I want to kill that asshole. I want that fucker dead. The jerk who cut me off. That creep down the hall. My boss. My ex. That liberal sissy. That Tea Party lunatic. I’d make him pay. I’d make them all pay. Just one day is all I ask…
Everyone’s felt that level of anger at one time or another. Whether we like it or not, it’s fused into our souls. The wise among us know that acting on those feelings carry consequences well beyond a life in a tiny room with a bunkmate named Killdozer, but that rage still crops up in moments of stress. The chief gimmick of the Purge series involves giving us one night where we can act on such feelings without consequences, then sits back and shows us the logical end point. It’s the old nature vs. nurture debate writ large, forcing us to wonder how we would behave if such violence were not only allowed but encouraged.
As you may imagine, a fair amount of politics comes into the equation too, which the The Purge: Anarchy embraces with far more gusto than the original Purge. Class warfare becomes literal on the streets of its future LA, along with some seething populist unrest in keeping with our troubled times. The tactic proves to be a double-edged sword. We get a little more to chew on this time around, but the focus on rich vs. poor eventually leads to an old “resistance group fighting the Orwellian hegemony” cliché that ran out of gas long about 1988.
Thankfully, the rest of the film carries the same grindhouse appeal that the first Purge did, giving us a larger glimpse of this world and confirming that the central hook can support about a zillion more movies. We fast forward one year from the last film. Another Purge Night is upon us, when the “New Founding Fathers” of the United States suspend all police and emergency services for 12 hours. Anything goes on the streets… and sometimes even in the locked-down homes where sensible citizens try to ride out the violence in peace. There’s a more sinister pattern to it all, of course. The night allows the Powers That Be to kill off the homeless, the poor, and any other drags on society, allowing everyone else to live happier, more prosperous lives the rest of the year. Crime drops to nothing. Unemployment is staggeringly low. Everyone periodically fist-pumps at how awesome life is, and the unfortunates who don’t make it on Purge Night are just part of the price we pay for a prosperous society.
So it is on a fresh evening when three disparate groups of people find themselves in downtown LA when the sirens go off. Only one (Frank Grillo) is there by choice, an ex-military man with a dead son to avenge. The others are innocents: a feuding couple (Zach Gilford and Kiele Sanchez) whose car breaks down at the worst possible time; and a mother-daughter pair (Carmen Ejogo and Zoe Soul)hiding in their homes and targeted by forces unknown for reasons that become all too clear as the night proceeds. Against them stand the assembled hordes of the City of Angels: most of them on a self-destructive rampage but a few with a focus that makes them even scarier in comparison.
Director James DeMonaco sticks mainly with the sinewy guts of the thing, as various pieces of subhuman pond scum come at our heroes and are summarily dispatched.

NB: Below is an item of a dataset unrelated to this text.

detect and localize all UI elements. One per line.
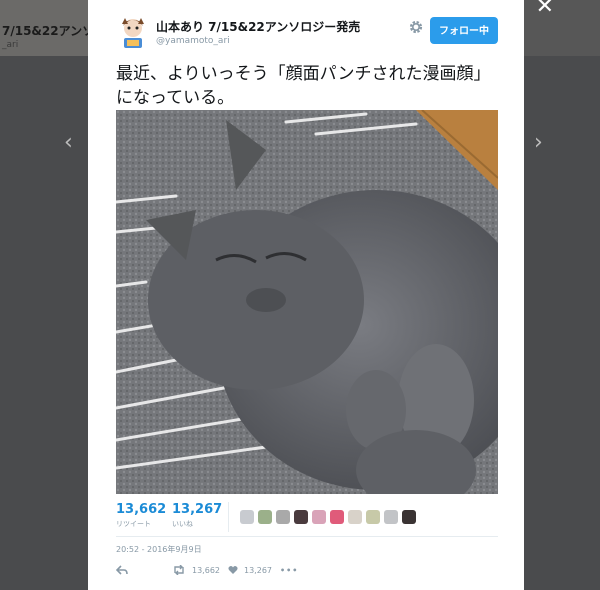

Like the first film, the button-pushing gets to be a little much. The villains are so unspeakably awful and their come-uppance so lovingly depicted that any larger point the film hopes to make gets lost amid the crudity. In that sense, the movie itself comes to resemble its subject, as we all get a vicarious thrill from the suffering of figures who seem to deserve it. It’s nothing new with exploitation cinema, though the nature of The Purge movies make us much more aware of it than we might be.
And to its credit, the movie doesn’t let the opportunity pass. Though the “fight-the-man” vibes serve as more of a distraction than a comment, it still makes a lot of interesting observations during its long dark night. It also stays away from overt preaching (besides, you know, that the Purge kind of sucks), preferring to open the room for discussion and let us draw our own conclusions. That elevates the more straightforward point-and-click material for those so inclined, and allowing those who just want a shoot-em-up to indulge without fighting through a lot of heavy-handed messaging. The cast is game, particularly Grillo, who commands the screen effortlessly and give us yet another reason to look forward to Captain America 3. (“We need to see him as The Punisher,” I told my wife after the screening. “I think we just did,” she replied.)
Pauline Kael once said that we should embrace great trash because great art was so darn rare. The Purge films are resolutely trash, but they can be great trash if you let them, and they really do tug at the fundaments of our psyche. They work because we can feel the emotions they’re talking about and because the world they depict runs closer to our own than we might want to believe. You can’t expect much from them, but their concept holds true and for a quick, dirty night at the movies they seem to have our number. They’ll be more of them, I have no doubt, and while this one never exceeds our expectations, it still finds its share of other reasons to tune in. Are we ourselves purging with it? Maybe. At least The Purge: Anarchy forces us to examine the equation instead of trying to pretend that it doesn’t exist.